Pffffffht, I say. But they're (sort of) right, which is a tough pill to swallow.
Exhibit A - yesterday was sunny and warm, with just a whisper of a breeze. My jonquils are in bloom, which for me is always a certain sign of spring. So I strolled around the yard planning my fantasy garden ("and the blueberries will go there and I'll put tomatoes over there . . ."). And then I remember that spring doesn't come in late February to North Carolina and that those crocuses and daffodils are quite likely to get smacked by another frost.
Exhibit B - the schedule for the national conference that both FryDaddy and I are scheduled to present at is up and it looks fabulous! The conference is huge, since every other year, the national melds with one of the regional shindigs (and this is one of those years), and the real challenge is deciding which panels to attend, since so many interesting ones are scheduled opposite one another. Then I get dinged by the Nameless Ones who snark that popular culture isn't a "real" academic field and sooner or later, my school will figure that out and cut off the funding faucet.
Exhibit C - my classes are chugging along nicely, with students engaged in actual conversation about the material, whether that material is nonverbal communication (what's that shirt say about you?), science fiction films and the Cold War, or Romeo & Juliet. It's a bit of a struggle to keep up with the grading and keep my energy level up, but there are tangible rewards for putting in the effort. And then I'm hit with the "what about next semester? What are you doing to keep textbook costs down? But everyone needs to use the same one, but we don't want to step on your academic freedom, but, but, but . . . "
Sigh. There are days when I am convinced that Opus was right, but my area is engulfed in a total lack of dandelions at the moment.
Then I remember:
Rebuttal A: Spring will come. So I need to make plans to tear up the ground in about a month and get ready to plant my own garden. Don't worry so much about what others may do with theirs and know that crocuses and daffodils will come back next year anyway.
Rebuttal B: What I do does matter. (Joss Whedon would remind me that, in fact, "If nothing we do matters, then all that matters is what we do," but that's a discussion for another time.) I work hard to research and publish interesting, thought-provoking work, all while teaching a course load that would make a tenured Ivy League prof weep. And if I take the time to listen to the dogs bark (how much have they published, by the way?), I'll get distracted from the work at hand, which simply will not do itself. Go to the conference, present my work, nose around the Alamo, listen to the ideas of others, and come home with new methods, texts, and recharged batteries.

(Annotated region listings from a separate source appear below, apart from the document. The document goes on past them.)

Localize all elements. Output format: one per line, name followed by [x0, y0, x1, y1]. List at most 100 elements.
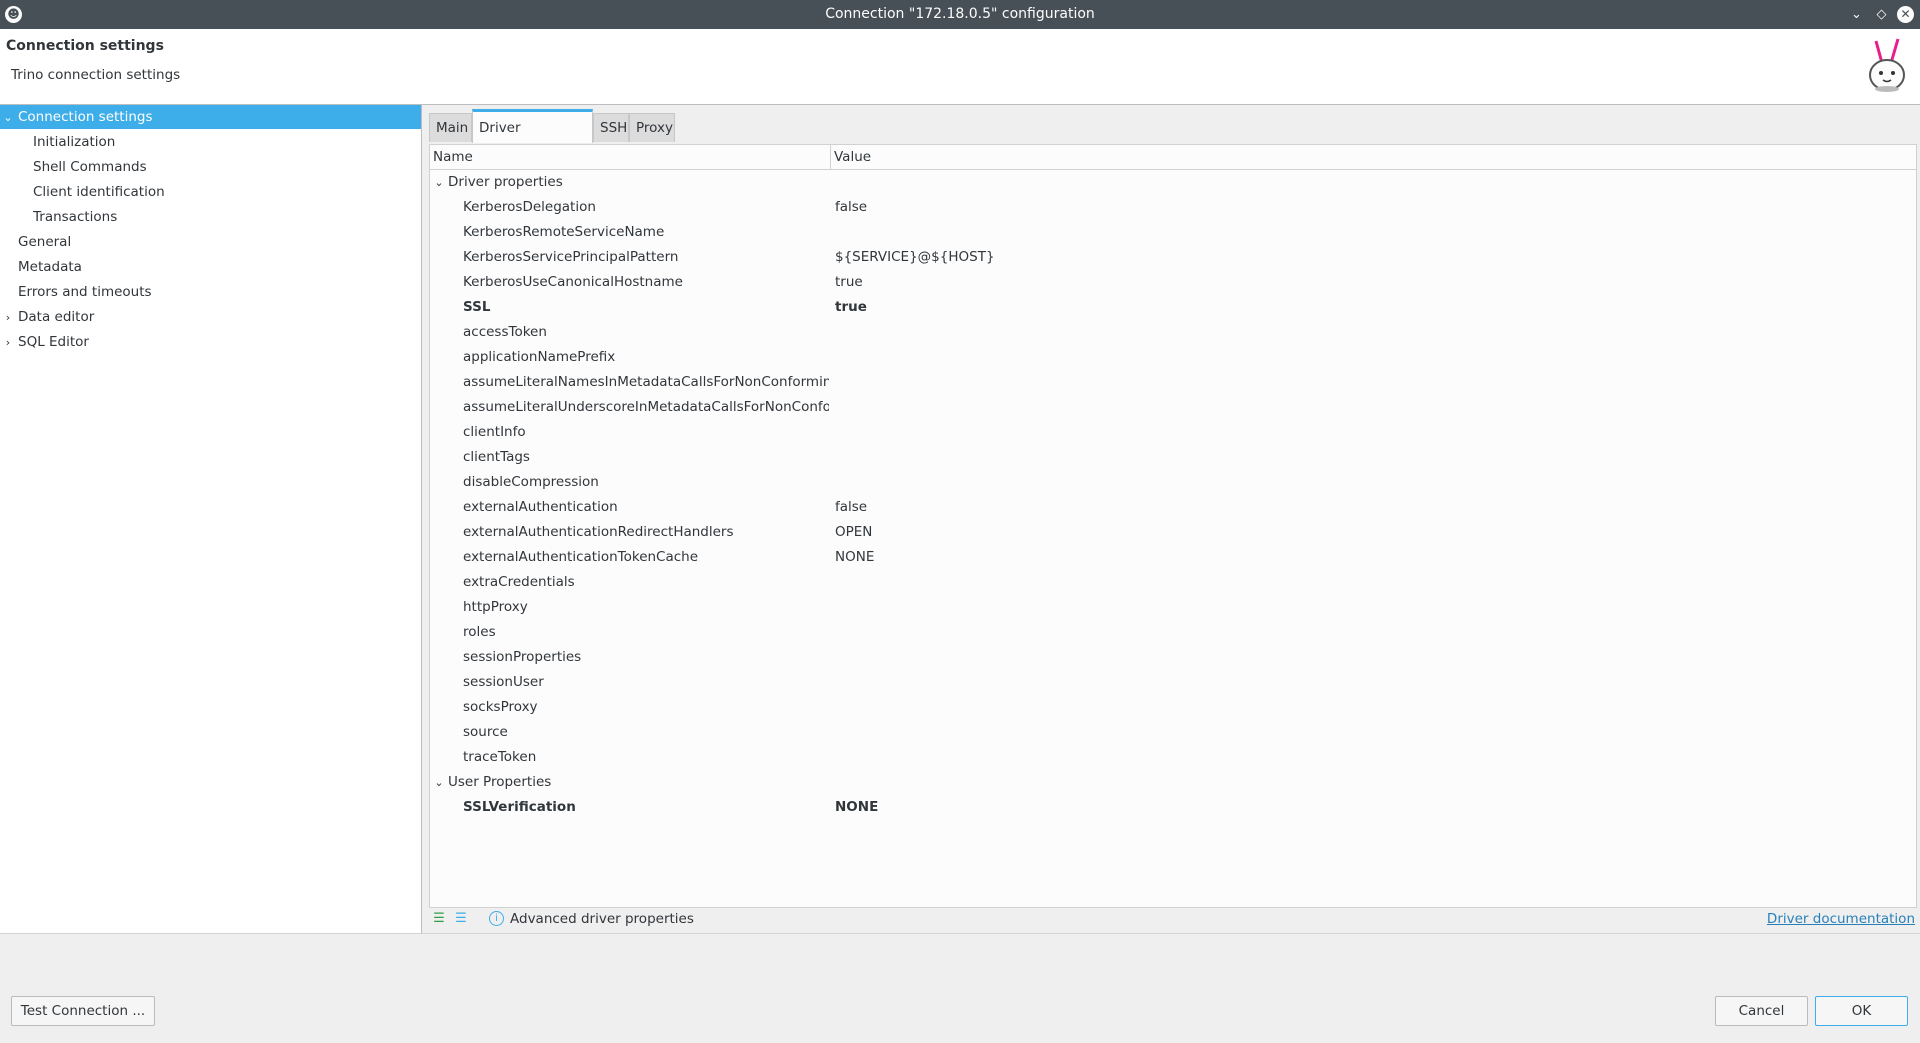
- property-value[interactable]: NONE: [835, 795, 878, 820]
- window-titlebar: ☻ Connection "172.18.0.5" configuration …: [0, 0, 1920, 29]
- chevron-down-icon[interactable]: ⌄: [1848, 6, 1865, 23]
- chevron-right-icon[interactable]: ›: [2, 331, 14, 355]
- table-row[interactable]: traceToken: [430, 745, 1916, 770]
- chevron-down-icon[interactable]: ⌄: [433, 170, 445, 195]
- property-name: extraCredentials: [463, 574, 575, 590]
- table-header: Name Value: [430, 145, 1916, 170]
- table-row[interactable]: KerberosRemoteServiceName: [430, 220, 1916, 245]
- settings-tree: ⌄ Connection settings Initialization Shel…: [0, 105, 422, 933]
- table-row[interactable]: sessionProperties: [430, 645, 1916, 670]
- property-name: externalAuthenticationRedirectHandlers: [463, 524, 734, 540]
- test-connection-button[interactable]: Test Connection ...: [11, 996, 155, 1026]
- tree-item-general[interactable]: General: [18, 230, 71, 254]
- page-subtitle: Trino connection settings: [11, 67, 181, 83]
- table-row[interactable]: externalAuthenticationRedirectHandlers OP…: [430, 520, 1916, 545]
- remove-property-icon[interactable]: ☰: [453, 911, 469, 927]
- table-row[interactable]: SSL true: [430, 295, 1916, 320]
- property-name: source: [463, 724, 508, 740]
- table-row[interactable]: clientTags: [430, 445, 1916, 470]
- table-row[interactable]: source: [430, 720, 1916, 745]
- table-row[interactable]: sessionUser: [430, 670, 1916, 695]
- column-separator[interactable]: [830, 145, 831, 169]
- property-name: KerberosServicePrincipalPattern: [463, 249, 679, 265]
- property-value[interactable]: true: [835, 295, 867, 320]
- table-row[interactable]: assumeLiteralUnderscoreInMetadataCallsFo…: [430, 395, 1916, 420]
- property-name: SSLVerification: [463, 799, 576, 815]
- window-title: Connection "172.18.0.5" configuration: [825, 6, 1095, 22]
- table-row[interactable]: accessToken: [430, 320, 1916, 345]
- property-name: clientInfo: [463, 424, 526, 440]
- tree-item-label: Initialization: [33, 134, 116, 150]
- tree-item-data-editor[interactable]: › Data editor: [2, 305, 94, 329]
- property-value[interactable]: false: [835, 195, 867, 220]
- tree-item-sql-editor[interactable]: › SQL Editor: [2, 330, 89, 354]
- property-name: KerberosDelegation: [463, 199, 596, 215]
- tree-item-errors-and-timeouts[interactable]: Errors and timeouts: [18, 280, 152, 304]
- column-header-value[interactable]: Value: [834, 145, 871, 169]
- button-label: OK: [1851, 1003, 1872, 1019]
- tab-proxy[interactable]: Proxy: [629, 113, 675, 142]
- table-row[interactable]: SSLVerification NONE: [430, 795, 1916, 820]
- tab-main[interactable]: Main: [429, 113, 472, 142]
- tree-item-shell-commands[interactable]: Shell Commands: [33, 155, 147, 179]
- property-value[interactable]: true: [835, 270, 863, 295]
- add-property-icon[interactable]: ☰: [431, 911, 447, 927]
- property-name: traceToken: [463, 749, 537, 765]
- tree-item-label: Transactions: [33, 209, 118, 225]
- tab-driver-properties[interactable]: Driver properties: [472, 109, 593, 168]
- group-label: Driver properties: [448, 174, 563, 190]
- tree-item-client-identification[interactable]: Client identification: [33, 180, 165, 204]
- tree-item-connection-settings[interactable]: ⌄ Connection settings: [0, 105, 421, 129]
- ok-button[interactable]: OK: [1815, 996, 1908, 1026]
- tree-item-metadata[interactable]: Metadata: [18, 255, 82, 279]
- property-value[interactable]: NONE: [835, 545, 874, 570]
- tab-label: Proxy: [636, 120, 673, 136]
- property-name: roles: [463, 624, 496, 640]
- chevron-down-icon[interactable]: ⌄: [2, 106, 14, 130]
- table-row[interactable]: assumeLiteralNamesInMetadataCallsForNonC…: [430, 370, 1916, 395]
- driver-documentation-link[interactable]: Driver documentation: [1767, 907, 1915, 931]
- property-name: SSL: [463, 299, 491, 315]
- tree-item-label: Client identification: [33, 184, 165, 200]
- table-row[interactable]: externalAuthentication false: [430, 495, 1916, 520]
- properties-table: Name Value ⌄ Driver properties KerberosD…: [429, 144, 1917, 908]
- property-value[interactable]: ${SERVICE}@${HOST}: [835, 245, 995, 270]
- table-row[interactable]: KerberosDelegation false: [430, 195, 1916, 220]
- close-icon[interactable]: ✕: [1897, 6, 1914, 23]
- column-header-name[interactable]: Name: [433, 145, 473, 169]
- dialog-header: Connection settings Trino connection set…: [0, 29, 1920, 105]
- property-name: socksProxy: [463, 699, 538, 715]
- property-name: accessToken: [463, 324, 547, 340]
- table-row[interactable]: disableCompression: [430, 470, 1916, 495]
- table-row[interactable]: clientInfo: [430, 420, 1916, 445]
- property-name: externalAuthentication: [463, 499, 618, 515]
- property-name: sessionProperties: [463, 649, 582, 665]
- table-row[interactable]: extraCredentials: [430, 570, 1916, 595]
- group-user-properties[interactable]: ⌄ User Properties: [430, 770, 1916, 795]
- table-row[interactable]: KerberosUseCanonicalHostname true: [430, 270, 1916, 295]
- tree-item-transactions[interactable]: Transactions: [33, 205, 117, 229]
- page-title: Connection settings: [6, 38, 164, 54]
- table-row[interactable]: KerberosServicePrincipalPattern ${SERVICE…: [430, 245, 1916, 270]
- button-label: Cancel: [1738, 1003, 1785, 1019]
- diamond-icon[interactable]: ◇: [1873, 6, 1890, 23]
- table-row[interactable]: httpProxy: [430, 595, 1916, 620]
- property-value[interactable]: OPEN: [835, 520, 872, 545]
- chevron-down-icon[interactable]: ⌄: [433, 770, 445, 795]
- tree-item-initialization[interactable]: Initialization: [33, 130, 115, 154]
- cancel-button[interactable]: Cancel: [1715, 996, 1808, 1026]
- table-row[interactable]: socksProxy: [430, 695, 1916, 720]
- tree-item-label: Shell Commands: [33, 159, 147, 175]
- chevron-right-icon[interactable]: ›: [2, 306, 14, 330]
- property-value[interactable]: false: [835, 495, 867, 520]
- group-driver-properties[interactable]: ⌄ Driver properties: [430, 170, 1916, 195]
- tree-item-label: Metadata: [18, 259, 82, 275]
- tab-ssh[interactable]: SSH: [593, 113, 629, 142]
- table-row[interactable]: externalAuthenticationTokenCache NONE: [430, 545, 1916, 570]
- table-toolbar: ☰ ☰ i Advanced driver properties Driver …: [429, 907, 1915, 931]
- table-row[interactable]: roles: [430, 620, 1916, 645]
- table-row[interactable]: applicationNamePrefix: [430, 345, 1916, 370]
- property-name: httpProxy: [463, 599, 528, 615]
- info-icon: i: [489, 911, 504, 926]
- property-name: applicationNamePrefix: [463, 349, 616, 365]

Rebuttal C: My job is to teach and enthusiasm for the subject and for my students is one of the biggest arrows in my quiver. (Or maybe it's a bolt. I like the idea of using a crossbow. Wow - I really do need to get out more!) It's okay to nod and smile and live behind my own eyes sometimes.
There. I feel better now. It's true - no matter what it is, joy or despair, it will pass. So take comfort in that or savor it, whichever is most useful at the time.